Two collages printed on vinyl by Irving, Means_Angles_Integers (The weight of media) #7 and Means_Angles_Integers (The weight of media) #8, are mounted on aluminum substrates and affixed to the wall. The layered screenshots from the collective DIY space we call the internet—glossy, beveled hyperlinks that appear on scam sites, cartoonish memes, and social media posts mourning the loss of Breonna Taylor—form a dense palimpsest of text and image. It is as if the artist were responding to Piet Mondrian’s highly proportionate, harmonious grids with a primal horror vaccui—a compulsion to exhaust delimited spaces. Irving floods these spaces with digitally mediated text, forcing your eye to build metonymic, rather than metaphoric, relations across them. Rather than allowing the grid to delimit sharp reds, yellows, and blues, these flat aggregates of shared images incompletely recollected collapse the boundaries we’ve learned to perceive contain them.
Installed on the floor of the gallery is Lyndon Barrois Jr.’s sculptural installation Immortal Objects I-IV—four cast iron sundials that seem to absorb the “weight of media” to which Irving alludes in the works mentioned above. Each timepiece is placed off-center on a flat, nondescript black plinth and juxtaposed with CMY polyhedrons. These bespoke geometric miniatures use a process called “subtractive color mixing” to emit the spectrum of cyan, magenta, and yellow filtered through white light. The color model is ubiquitous to printed materials such as magazines and books, and is one of the artist’s frequent referents.1
Barrois Jr.’s archival pigment print Twilight Dialogue is one of several wall works that incorporates imagery from Japanese director Juzo Itami’s 1987 film A Taxing Woman. A blood-red full moon appears in the upper half of the image; in the screenshot that appears below it, the same hue alters the facial color of the actor Nobuko Miyamoto.

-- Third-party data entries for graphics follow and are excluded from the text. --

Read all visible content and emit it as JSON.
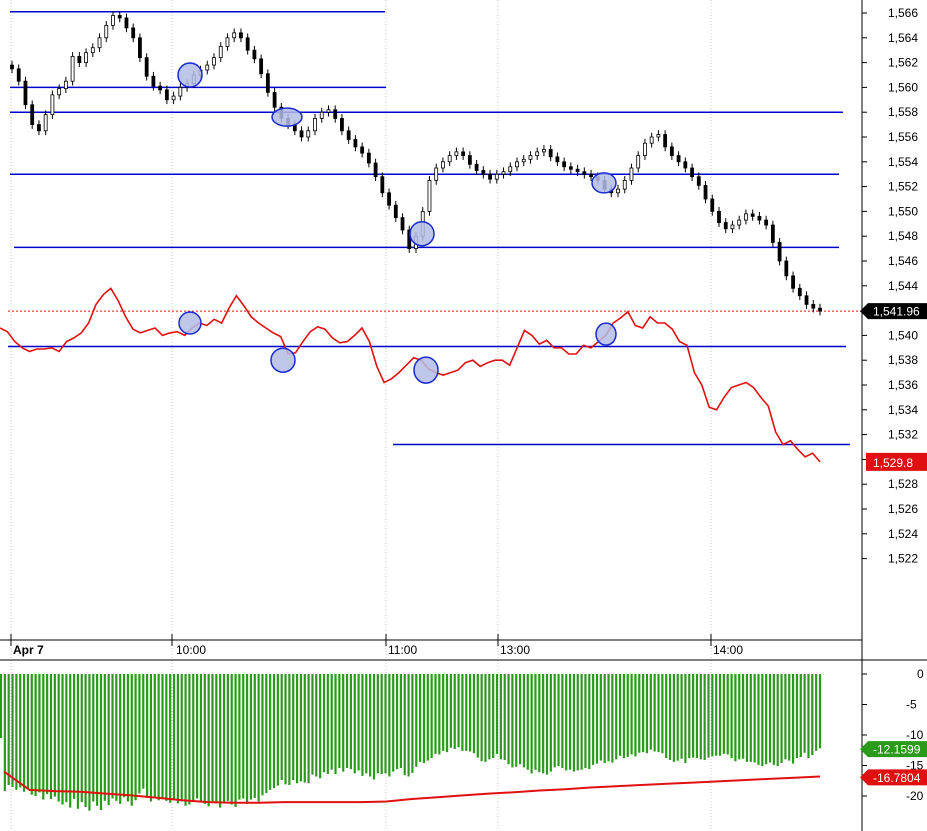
{
  "chart_data": [
    {
      "type": "candlestick",
      "panel": "price",
      "y_ticks": [
        "1,566",
        "1,564",
        "1,562",
        "1,560",
        "1,558",
        "1,556",
        "1,554",
        "1,552",
        "1,550",
        "1,548",
        "1,546",
        "1,544",
        "1,542",
        "1,540",
        "1,538",
        "1,536",
        "1,534",
        "1,532",
        "1,530",
        "1,528",
        "1,526",
        "1,524",
        "1,522"
      ],
      "ylim": [
        1521,
        1567
      ],
      "x_ticks": [
        "Apr 7",
        "10:00",
        "11:00",
        "13:00",
        "14:00"
      ],
      "last_price_label": "1,541.96",
      "last_price": 1541.96,
      "close_series": [
        1561.5,
        1560.5,
        1558.6,
        1557.0,
        1556.5,
        1557.8,
        1559.4,
        1559.9,
        1560.5,
        1562.5,
        1562.0,
        1562.8,
        1563.2,
        1564.0,
        1565.0,
        1565.8,
        1565.6,
        1564.8,
        1564.0,
        1562.4,
        1560.9,
        1560.1,
        1559.8,
        1559.0,
        1559.3,
        1560.0,
        1560.3,
        1561.0,
        1561.4,
        1561.8,
        1562.4,
        1563.3,
        1564.0,
        1564.4,
        1564.0,
        1563.0,
        1562.3,
        1561.1,
        1559.6,
        1558.4,
        1557.5,
        1557.0,
        1556.5,
        1556.0,
        1556.5,
        1557.5,
        1558.0,
        1558.2,
        1557.5,
        1556.5,
        1555.8,
        1555.2,
        1554.7,
        1553.9,
        1552.8,
        1551.5,
        1550.5,
        1549.5,
        1548.5,
        1547.0,
        1548.0,
        1550.0,
        1552.5,
        1553.5,
        1554.0,
        1554.5,
        1554.8,
        1554.5,
        1553.8,
        1553.3,
        1553.0,
        1552.6,
        1553.0,
        1553.2,
        1553.6,
        1554.0,
        1554.2,
        1554.5,
        1554.8,
        1555.0,
        1554.4,
        1554.0,
        1553.6,
        1553.4,
        1553.2,
        1553.0,
        1552.8,
        1552.5,
        1551.8,
        1551.5,
        1551.8,
        1552.5,
        1553.5,
        1554.5,
        1555.5,
        1556.0,
        1556.2,
        1555.2,
        1554.5,
        1554.0,
        1553.5,
        1552.8,
        1552.1,
        1551.0,
        1550.0,
        1549.1,
        1548.6,
        1548.9,
        1549.3,
        1549.8,
        1549.6,
        1549.3,
        1548.9,
        1547.5,
        1546.0,
        1544.8,
        1543.8,
        1543.2,
        1542.5,
        1542.2,
        1541.96
      ]
    },
    {
      "type": "line",
      "panel": "price",
      "last_value_label": "1,529.8",
      "last_value": 1529.8,
      "series": [
        {
          "values": [
            1540.6,
            1540.3,
            1539.5,
            1539.0,
            1538.7,
            1538.9,
            1538.9,
            1539.0,
            1538.7,
            1539.5,
            1539.8,
            1540.2,
            1541.0,
            1542.5,
            1543.3,
            1543.8,
            1542.8,
            1541.5,
            1540.5,
            1540.2,
            1540.4,
            1540.6,
            1540.0,
            1540.2,
            1540.3,
            1540.0,
            1540.6,
            1541.0,
            1540.8,
            1541.3,
            1541.0,
            1542.2,
            1543.2,
            1542.4,
            1541.5,
            1541.0,
            1540.6,
            1540.2,
            1539.9,
            1538.5,
            1538.6,
            1539.5,
            1540.3,
            1540.7,
            1540.5,
            1539.8,
            1539.4,
            1539.5,
            1540.0,
            1540.6,
            1539.5,
            1537.5,
            1536.2,
            1536.5,
            1537.0,
            1537.6,
            1538.2,
            1538.0,
            1537.3,
            1537.0,
            1536.8,
            1537.0,
            1537.2,
            1537.8,
            1538.0,
            1537.5,
            1537.8,
            1538.0,
            1538.0,
            1537.6,
            1539.0,
            1540.4,
            1540.0,
            1539.3,
            1539.6,
            1539.0,
            1539.0,
            1538.5,
            1538.5,
            1539.2,
            1539.0,
            1539.5,
            1540.0,
            1541.0,
            1541.4,
            1541.9,
            1540.8,
            1540.6,
            1541.5,
            1541.0,
            1541.0,
            1540.5,
            1539.5,
            1539.2,
            1537.0,
            1536.0,
            1534.2,
            1534.0,
            1535.0,
            1535.8,
            1536.0,
            1536.2,
            1535.8,
            1535.0,
            1534.3,
            1532.2,
            1531.2,
            1531.5,
            1530.8,
            1530.2,
            1530.5,
            1529.8
          ]
        }
      ]
    },
    {
      "type": "bar",
      "panel": "indicator",
      "y_ticks": [
        "0",
        "-5",
        "-10",
        "-15",
        "-20"
      ],
      "ylim": [
        -23,
        1
      ],
      "bar_label": "-12.1599",
      "bar_last": -12.1599,
      "line_label": "-16.7804",
      "line_last": -16.7804,
      "bar_color": "#2a9a1a",
      "line_color": "#e01010",
      "values": [
        -10.5,
        -19.2,
        -18.2,
        -18.5,
        -19.0,
        -18.6,
        -19.3,
        -18.8,
        -19.8,
        -20.0,
        -19.4,
        -20.6,
        -19.7,
        -20.5,
        -20.1,
        -20.9,
        -21.4,
        -21.0,
        -21.9,
        -20.5,
        -22.1,
        -21.0,
        -21.8,
        -22.4,
        -20.9,
        -21.6,
        -22.3,
        -20.8,
        -21.5,
        -20.4,
        -20.8,
        -21.3,
        -20.2,
        -20.9,
        -21.6,
        -20.7,
        -19.6,
        -18.8,
        -20.3,
        -20.9,
        -20.4,
        -20.7,
        -20.3,
        -20.8,
        -21.1,
        -20.6,
        -21.2,
        -20.9,
        -21.6,
        -21.4,
        -21.0,
        -20.4,
        -20.9,
        -21.3,
        -21.7,
        -21.0,
        -21.2,
        -21.9,
        -20.9,
        -20.8,
        -21.4,
        -21.8,
        -20.6,
        -20.4,
        -21.3,
        -20.6,
        -20.3,
        -20.9,
        -19.9,
        -19.5,
        -19.0,
        -18.7,
        -18.3,
        -17.4,
        -18.1,
        -18.2,
        -17.4,
        -17.9,
        -17.6,
        -17.8,
        -17.9,
        -16.5,
        -16.8,
        -17.1,
        -16.1,
        -16.4,
        -15.7,
        -16.4,
        -15.4,
        -16.0,
        -15.4,
        -15.6,
        -16.3,
        -15.8,
        -16.7,
        -16.3,
        -16.8,
        -17.3,
        -16.3,
        -16.4,
        -16.3,
        -16.8,
        -16.0,
        -15.6,
        -15.4,
        -16.6,
        -16.8,
        -16.2,
        -15.2,
        -14.4,
        -14.6,
        -14.2,
        -13.8,
        -13.1,
        -13.2,
        -12.6,
        -12.8,
        -12.1,
        -12.3,
        -12.0,
        -12.6,
        -12.6,
        -12.7,
        -13.0,
        -13.7,
        -14.3,
        -14.4,
        -14.0,
        -13.8,
        -13.1,
        -14.0,
        -14.1,
        -14.8,
        -15.3,
        -15.2,
        -14.8,
        -15.3,
        -15.7,
        -16.3,
        -15.7,
        -16.1,
        -16.3,
        -16.5,
        -16.0,
        -15.3,
        -15.1,
        -15.4,
        -15.8,
        -15.7,
        -16.0,
        -15.8,
        -15.7,
        -15.4,
        -15.6,
        -14.9,
        -14.7,
        -14.2,
        -14.6,
        -14.3,
        -14.5,
        -14.0,
        -13.4,
        -13.8,
        -13.6,
        -13.2,
        -13.5,
        -12.9,
        -12.8,
        -13.0,
        -12.4,
        -12.7,
        -12.8,
        -13.0,
        -13.8,
        -14.1,
        -14.4,
        -14.2,
        -13.9,
        -14.6,
        -13.8,
        -13.7,
        -13.8,
        -14.0,
        -14.1,
        -13.7,
        -13.5,
        -13.4,
        -13.4,
        -13.1,
        -13.2,
        -13.8,
        -14.3,
        -14.0,
        -13.9,
        -14.4,
        -14.4,
        -14.5,
        -14.9,
        -15.1,
        -14.8,
        -14.5,
        -14.9,
        -15.1,
        -14.6,
        -14.0,
        -14.2,
        -14.7,
        -13.8,
        -13.6,
        -12.9,
        -13.8,
        -13.3,
        -12.6,
        -12.2
      ],
      "line_values": [
        -16.0,
        -19.0,
        -19.2,
        -19.3,
        -19.6,
        -19.9,
        -20.3,
        -20.7,
        -21.0,
        -21.1,
        -21.1,
        -21.0,
        -21.0,
        -21.0,
        -21.0,
        -20.9,
        -20.5,
        -20.2,
        -19.9,
        -19.6,
        -19.4,
        -19.1,
        -18.9,
        -18.6,
        -18.4,
        -18.2,
        -18.0,
        -17.8,
        -17.6,
        -17.4,
        -17.2,
        -17.0,
        -16.8
      ]
    }
  ],
  "colors": {
    "level_lines": "#0000cc",
    "candles": "#000000",
    "price_line": "#e01010",
    "markers_fill": "#b3bce6",
    "markers_stroke": "#1a2bd0"
  }
}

Keeling down to look at one of Barrois Jr.’s timepieces more closely, I notice that each ready-made has carved into it discrete mottos—one an old adage from the Latin, “I count none but golden hours.” A line by the poet Robert Browning on another—“Grow old along with me / The best is yet to be” from the 1868 dramatic monologue “Rabbi Ben Ezra,” put to song by John Lennon in 1984—is divided by the image of a grim reaper. Barrois Jr.’s understated arrangements temper the flickering, dimensional surface effects produced by Irving’s wall works, such that for a few moments, the chaos clears and the sticky swirl called dreaming clicks brightly back into focus.